The Red Brick Cellars: A Tolosa Mystery (3 page)

Audrey rolled her eyes, then fixed her gaze on the city below them. “Basically, yes. They’re trying to identify the bones of the dead woman, and will look into the people Papa met with over the last weeks. But I’d say they’re clueless. They don’t even know when he died; nobody had seen him for two days.” She turned her chocolate-brown eyes on Louis. “So will you be there for my press conference? Back me up? Show the Toulousains that the Saint-Blancat family is still here for them?”

Exasperated, Louis raised a hand toward the family tomb. “Papa has been in there for less than five minutes and you’re already scheming to get ahead in your political career.”

She didn’t even flinch. “Of course I am. Papa would be proud and you know it. You’re running away from your responsibilities—again.
That
he would be less enthusiastic about.”

He shouldn’t have been surprised by this type of jibe having weathered them for years growing up, but something had been gnawing at him since he’d heard of his father’s death. His latest contract had ended in June, and he chose to stay in California instead of coming home to Toulouse and France for a spell. He had procrastinated, trying—but not too hard—to figure out what to do next. He supposed he had all the time in the world. So his father passed away without having seen his son for nine months, and without them having the chance to resolve their political differences. In a way, he should have been happy he didn’t have to continue that fight. Instead, a sinking feeling that there was something he needed to do played at the back of Louis’s mind. But he didn’t want to figure out what; he wanted to run away again.

However, his sister was right. He had to stay. To figure out what happened to his father and to spend time with his family. His mother shouldn’t be alone right now. He’d step up, be the man of the family. Though his sister had always been much better at that than him.

 

 

Four

A picture of Louis Saint-Blancat covered almost half the front page of that morning’s newspaper. On his arm, of course, a mystery woman. Catherine shoved the paper into her handbag. As she stepped up to the huge oak door of a building halfway down the narrow, none-too-straight rue Gambetta, she shook her head at her colleagues. Some covered the mayor’s death in what she considered a normal way—meaning they talked about how he died and the implications this would have on the city. But others were much more fascinated with the son, Louis Saint-Blancat, who was finally back home.

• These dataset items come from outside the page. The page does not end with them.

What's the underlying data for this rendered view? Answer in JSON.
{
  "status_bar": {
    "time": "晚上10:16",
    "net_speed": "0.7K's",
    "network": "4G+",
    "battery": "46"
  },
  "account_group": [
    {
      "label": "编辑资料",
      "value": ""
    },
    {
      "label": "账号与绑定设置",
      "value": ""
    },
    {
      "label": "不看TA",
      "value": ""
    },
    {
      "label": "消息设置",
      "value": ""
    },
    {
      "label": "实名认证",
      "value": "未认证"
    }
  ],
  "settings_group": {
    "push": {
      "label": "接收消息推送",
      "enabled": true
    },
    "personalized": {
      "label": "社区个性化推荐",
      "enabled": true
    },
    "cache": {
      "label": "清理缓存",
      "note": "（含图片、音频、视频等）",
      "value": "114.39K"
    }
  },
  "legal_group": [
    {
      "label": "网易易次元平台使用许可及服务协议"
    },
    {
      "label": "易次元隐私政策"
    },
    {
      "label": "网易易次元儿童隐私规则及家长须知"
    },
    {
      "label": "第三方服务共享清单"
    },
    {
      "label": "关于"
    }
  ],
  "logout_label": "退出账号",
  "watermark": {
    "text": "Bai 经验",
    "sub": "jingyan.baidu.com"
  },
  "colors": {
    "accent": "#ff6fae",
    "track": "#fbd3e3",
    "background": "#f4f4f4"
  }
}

With the exception of one term, Pierre Saint-Blancat had been mayor for the last twenty years. His popularity had more to do with his natural charisma than his actual policies. Most inhabitants wouldn’t be able to say what his program was centered around, though they knew he belonged to the Republican Party. They also knew that if they wanted to chat with him, they only needed to go to the Marché du Cristal on Thursdays. The fruit and vegetables market on the boulevard de Strasbourg did business six days a week, but the mayor strolled through on Thursdays. He didn’t do any shopping, just stopped to talk to shoppers and vendors alike. Everybody loved him and loved reading about him.

Her boss at
le Midi Républicain
, the local newspaper, made sure to include at least one article on one of the members of the Saint-Blancat family every day. Catherine only very recently managed to extricate herself from writing those articles. She was finally allowed to concentrate on the actual politics of the city, to possibly make a difference for once. Then she went and made one little mistake and her boss told her to stay away from the story around the mayor’s death. The most interesting story since Mohammed Merah, at the very least, and she was banned.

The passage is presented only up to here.